Until quite recently, however, Iran only drew a small trickle of foreign visitors, but as relations with the West continue to thaw, tourist numbers are on the rise, hotels are booming, visa requirements are easing up and airlines are rapidly expanding to connect Iran’s hubs with Europe, the Middle East and beyond. Some international companies have already set up shadow offices in the country as they anticipate a deal to finally rid themselves of crippling international sanctions.
“There is indeed cause for hope”
And there is indeed cause for hope. An end to political deadlock that has kept much of the population impoverished for decades may be in sight. Indeed, by just about all indicators, the country’s long-poisoned relationship with the West appears increasingly on the mend.
Though the much-anticipated November 2014 deadline for nuclear negotiations has come and gone, only to be extended until 1 March, 2015 (with a final agreement to made on 1 July), the past year has seen unprecedented progress towards ending the twelve-year nuclear standoff with the West and the 35-year freeze in relations with the United States.
The two countries, after more than three decades of radio silence and bitter clandestine conflict, now enjoy daily diplomacy in pursuit of surprisingly common regional goals. Of course, a mountain of mistrust needs first be dismantled before any meaningful deal can be struck, but both can already agree that, firstly, such a breakthrough is vital, and secondly, that the path ahead lies at the negotiating table rather than through old tactics of pressure and intimidation.

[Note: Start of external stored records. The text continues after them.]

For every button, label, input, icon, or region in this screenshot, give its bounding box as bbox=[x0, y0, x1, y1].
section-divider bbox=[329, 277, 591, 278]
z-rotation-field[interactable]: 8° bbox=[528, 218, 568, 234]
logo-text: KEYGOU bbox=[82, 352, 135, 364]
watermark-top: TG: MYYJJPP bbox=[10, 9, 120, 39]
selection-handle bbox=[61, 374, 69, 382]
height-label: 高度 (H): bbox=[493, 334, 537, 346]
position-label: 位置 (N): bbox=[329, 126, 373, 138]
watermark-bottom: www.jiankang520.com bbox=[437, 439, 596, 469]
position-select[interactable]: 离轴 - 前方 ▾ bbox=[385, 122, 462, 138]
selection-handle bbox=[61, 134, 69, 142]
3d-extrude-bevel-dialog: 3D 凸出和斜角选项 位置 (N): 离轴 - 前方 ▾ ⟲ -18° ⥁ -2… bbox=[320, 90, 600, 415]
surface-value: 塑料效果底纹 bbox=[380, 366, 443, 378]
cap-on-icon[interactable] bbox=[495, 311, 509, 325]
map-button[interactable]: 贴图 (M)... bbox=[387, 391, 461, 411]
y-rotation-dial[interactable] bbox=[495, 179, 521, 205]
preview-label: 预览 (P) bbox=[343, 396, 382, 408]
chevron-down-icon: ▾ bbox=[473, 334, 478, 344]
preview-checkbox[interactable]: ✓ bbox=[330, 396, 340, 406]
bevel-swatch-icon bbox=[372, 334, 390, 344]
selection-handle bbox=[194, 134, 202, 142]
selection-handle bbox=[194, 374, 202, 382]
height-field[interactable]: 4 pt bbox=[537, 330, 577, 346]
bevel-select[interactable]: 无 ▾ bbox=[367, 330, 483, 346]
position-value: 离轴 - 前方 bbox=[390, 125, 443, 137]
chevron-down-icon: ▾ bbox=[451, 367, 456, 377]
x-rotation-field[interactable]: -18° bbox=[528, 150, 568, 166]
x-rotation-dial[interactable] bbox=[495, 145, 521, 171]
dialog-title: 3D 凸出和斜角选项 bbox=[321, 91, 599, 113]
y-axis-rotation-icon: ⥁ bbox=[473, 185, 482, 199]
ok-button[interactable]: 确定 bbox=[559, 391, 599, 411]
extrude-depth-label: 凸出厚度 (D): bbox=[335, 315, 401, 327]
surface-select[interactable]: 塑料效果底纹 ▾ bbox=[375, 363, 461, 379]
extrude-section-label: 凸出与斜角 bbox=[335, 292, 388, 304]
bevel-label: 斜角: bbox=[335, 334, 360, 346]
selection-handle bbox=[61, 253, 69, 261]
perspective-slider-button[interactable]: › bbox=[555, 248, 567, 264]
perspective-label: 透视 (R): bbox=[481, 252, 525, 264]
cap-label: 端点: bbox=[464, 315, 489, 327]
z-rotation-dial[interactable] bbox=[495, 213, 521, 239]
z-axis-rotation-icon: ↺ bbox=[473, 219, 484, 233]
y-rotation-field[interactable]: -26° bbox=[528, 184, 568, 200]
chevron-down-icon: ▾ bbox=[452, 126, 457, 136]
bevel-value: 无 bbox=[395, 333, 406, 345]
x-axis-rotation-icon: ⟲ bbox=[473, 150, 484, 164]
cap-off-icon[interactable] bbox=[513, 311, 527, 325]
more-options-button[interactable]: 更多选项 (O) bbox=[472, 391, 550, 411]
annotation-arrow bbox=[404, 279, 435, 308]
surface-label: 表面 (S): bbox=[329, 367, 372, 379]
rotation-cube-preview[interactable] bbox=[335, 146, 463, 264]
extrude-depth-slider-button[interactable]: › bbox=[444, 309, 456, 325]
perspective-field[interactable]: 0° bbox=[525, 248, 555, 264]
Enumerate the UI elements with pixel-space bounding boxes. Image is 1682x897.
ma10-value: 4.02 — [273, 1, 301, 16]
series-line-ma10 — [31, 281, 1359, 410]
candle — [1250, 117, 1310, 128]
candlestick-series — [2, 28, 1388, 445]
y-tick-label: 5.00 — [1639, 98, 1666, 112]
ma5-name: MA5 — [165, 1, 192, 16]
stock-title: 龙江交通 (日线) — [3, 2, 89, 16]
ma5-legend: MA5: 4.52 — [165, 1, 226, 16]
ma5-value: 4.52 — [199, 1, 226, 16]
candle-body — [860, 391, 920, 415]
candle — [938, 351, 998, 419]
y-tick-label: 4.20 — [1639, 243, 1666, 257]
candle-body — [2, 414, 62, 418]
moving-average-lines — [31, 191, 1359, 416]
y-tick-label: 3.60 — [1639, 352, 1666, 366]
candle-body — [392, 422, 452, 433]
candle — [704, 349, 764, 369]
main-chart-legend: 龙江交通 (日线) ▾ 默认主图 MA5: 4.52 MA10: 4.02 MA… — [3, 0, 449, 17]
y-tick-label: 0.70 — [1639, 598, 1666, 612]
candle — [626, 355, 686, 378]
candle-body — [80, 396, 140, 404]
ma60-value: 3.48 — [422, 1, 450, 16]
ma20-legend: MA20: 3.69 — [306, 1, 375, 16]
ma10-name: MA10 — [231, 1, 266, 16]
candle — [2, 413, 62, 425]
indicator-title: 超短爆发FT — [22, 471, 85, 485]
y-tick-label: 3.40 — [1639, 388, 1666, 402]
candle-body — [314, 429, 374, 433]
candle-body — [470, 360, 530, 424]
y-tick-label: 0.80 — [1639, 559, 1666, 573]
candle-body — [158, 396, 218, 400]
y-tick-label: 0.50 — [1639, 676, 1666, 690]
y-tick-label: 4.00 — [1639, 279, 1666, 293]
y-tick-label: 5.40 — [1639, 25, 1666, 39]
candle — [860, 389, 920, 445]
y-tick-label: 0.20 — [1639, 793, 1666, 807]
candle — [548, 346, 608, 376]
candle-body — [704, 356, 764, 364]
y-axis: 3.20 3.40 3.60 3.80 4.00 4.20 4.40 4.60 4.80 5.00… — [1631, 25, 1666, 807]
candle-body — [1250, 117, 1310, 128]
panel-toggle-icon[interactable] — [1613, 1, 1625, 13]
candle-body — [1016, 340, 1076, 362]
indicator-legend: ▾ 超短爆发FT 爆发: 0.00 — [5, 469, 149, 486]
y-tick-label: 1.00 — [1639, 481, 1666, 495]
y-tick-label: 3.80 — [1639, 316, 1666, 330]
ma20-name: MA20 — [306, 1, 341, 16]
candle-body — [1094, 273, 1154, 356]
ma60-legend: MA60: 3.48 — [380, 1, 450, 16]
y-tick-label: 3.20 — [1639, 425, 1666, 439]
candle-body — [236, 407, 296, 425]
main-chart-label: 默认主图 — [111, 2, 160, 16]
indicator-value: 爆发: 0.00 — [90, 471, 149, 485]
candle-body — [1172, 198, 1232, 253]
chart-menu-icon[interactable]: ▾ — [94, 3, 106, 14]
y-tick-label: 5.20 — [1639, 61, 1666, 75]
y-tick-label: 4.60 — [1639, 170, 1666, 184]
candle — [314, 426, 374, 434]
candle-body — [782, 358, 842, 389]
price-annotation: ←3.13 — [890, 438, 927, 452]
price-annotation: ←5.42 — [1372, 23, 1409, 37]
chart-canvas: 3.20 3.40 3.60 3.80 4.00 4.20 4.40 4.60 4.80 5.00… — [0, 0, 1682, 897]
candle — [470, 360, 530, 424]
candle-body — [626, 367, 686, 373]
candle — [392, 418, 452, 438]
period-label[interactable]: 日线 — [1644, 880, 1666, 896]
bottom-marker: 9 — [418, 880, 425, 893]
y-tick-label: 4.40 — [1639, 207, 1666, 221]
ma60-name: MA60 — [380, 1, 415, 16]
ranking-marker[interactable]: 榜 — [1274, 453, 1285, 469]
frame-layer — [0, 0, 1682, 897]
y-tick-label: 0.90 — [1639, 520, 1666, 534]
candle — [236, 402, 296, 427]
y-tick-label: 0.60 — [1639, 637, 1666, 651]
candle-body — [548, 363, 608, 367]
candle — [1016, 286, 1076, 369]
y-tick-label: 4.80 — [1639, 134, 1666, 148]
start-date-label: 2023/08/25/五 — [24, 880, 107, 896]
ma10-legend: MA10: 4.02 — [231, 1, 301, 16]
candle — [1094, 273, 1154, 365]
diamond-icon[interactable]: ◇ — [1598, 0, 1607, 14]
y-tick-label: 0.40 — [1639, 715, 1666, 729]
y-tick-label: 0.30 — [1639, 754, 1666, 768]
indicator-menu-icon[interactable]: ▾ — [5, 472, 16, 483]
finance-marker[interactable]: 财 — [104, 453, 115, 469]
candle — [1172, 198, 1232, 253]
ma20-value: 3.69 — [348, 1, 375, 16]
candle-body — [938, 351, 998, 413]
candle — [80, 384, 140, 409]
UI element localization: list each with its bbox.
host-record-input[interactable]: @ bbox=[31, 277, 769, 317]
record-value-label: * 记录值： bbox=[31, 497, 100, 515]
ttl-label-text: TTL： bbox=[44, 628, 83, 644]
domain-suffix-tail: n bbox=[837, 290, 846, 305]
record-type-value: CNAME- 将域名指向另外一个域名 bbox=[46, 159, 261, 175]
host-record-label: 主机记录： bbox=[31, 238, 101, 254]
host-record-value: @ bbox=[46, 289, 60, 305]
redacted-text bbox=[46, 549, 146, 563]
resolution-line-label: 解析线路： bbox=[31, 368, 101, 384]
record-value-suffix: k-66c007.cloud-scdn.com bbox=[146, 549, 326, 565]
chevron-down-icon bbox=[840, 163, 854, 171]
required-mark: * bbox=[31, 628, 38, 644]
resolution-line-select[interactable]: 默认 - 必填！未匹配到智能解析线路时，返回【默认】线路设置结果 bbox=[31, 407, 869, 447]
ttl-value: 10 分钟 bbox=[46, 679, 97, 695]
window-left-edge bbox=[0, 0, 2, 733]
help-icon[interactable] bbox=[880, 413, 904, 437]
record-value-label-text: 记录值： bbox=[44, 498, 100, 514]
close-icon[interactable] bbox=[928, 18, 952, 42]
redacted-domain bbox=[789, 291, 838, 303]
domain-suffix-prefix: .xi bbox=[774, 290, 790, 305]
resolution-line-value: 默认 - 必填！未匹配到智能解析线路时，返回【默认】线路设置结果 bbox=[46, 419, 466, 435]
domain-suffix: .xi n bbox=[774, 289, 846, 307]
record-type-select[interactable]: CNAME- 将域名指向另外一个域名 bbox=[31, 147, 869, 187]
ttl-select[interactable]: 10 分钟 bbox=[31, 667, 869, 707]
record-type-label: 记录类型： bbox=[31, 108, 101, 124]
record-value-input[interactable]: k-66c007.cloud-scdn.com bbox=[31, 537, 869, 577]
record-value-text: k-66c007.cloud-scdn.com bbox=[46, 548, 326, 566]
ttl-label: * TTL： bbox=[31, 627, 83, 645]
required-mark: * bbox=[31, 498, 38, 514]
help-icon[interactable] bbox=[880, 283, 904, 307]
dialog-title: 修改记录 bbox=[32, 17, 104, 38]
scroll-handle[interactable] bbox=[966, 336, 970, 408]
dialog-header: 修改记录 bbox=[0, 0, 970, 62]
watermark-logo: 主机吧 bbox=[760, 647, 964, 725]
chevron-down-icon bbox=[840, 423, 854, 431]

Perhaps most promising of all for the prospect of continued detente between Iran and its longtime enemies – and most worrisome for the ageing mullahs in control since the 1979 Revolution – remains its burgeoning youth. Of Iran’s 77 million people, more than 60 percent are now under the age of 30 and many of them burning for change, increasingly tired of the ultraconservative, out-of-touch elite, of the sanctions, the international isolation, the stealthily patrolling, dress-code enforcing Ershad (morality police), and even fast-food rip-offs like Kentaky Chicken, Pizza Hat and Mash Donald’s.
It would appear change is on its way whether the mullahs like it or not. And when it comes, travellers can expect the floodgates of mass-tourism to open wide. The time to travel to Iran is now.
Need to know: Check your home country’s travel and security advice before booking a trip to Iran. You may not travel to Iran if you have an Israeli stamp in your passport, and at the time of writing, some nationalities were only permitted to visit the country on an organised tour and may not travel independently.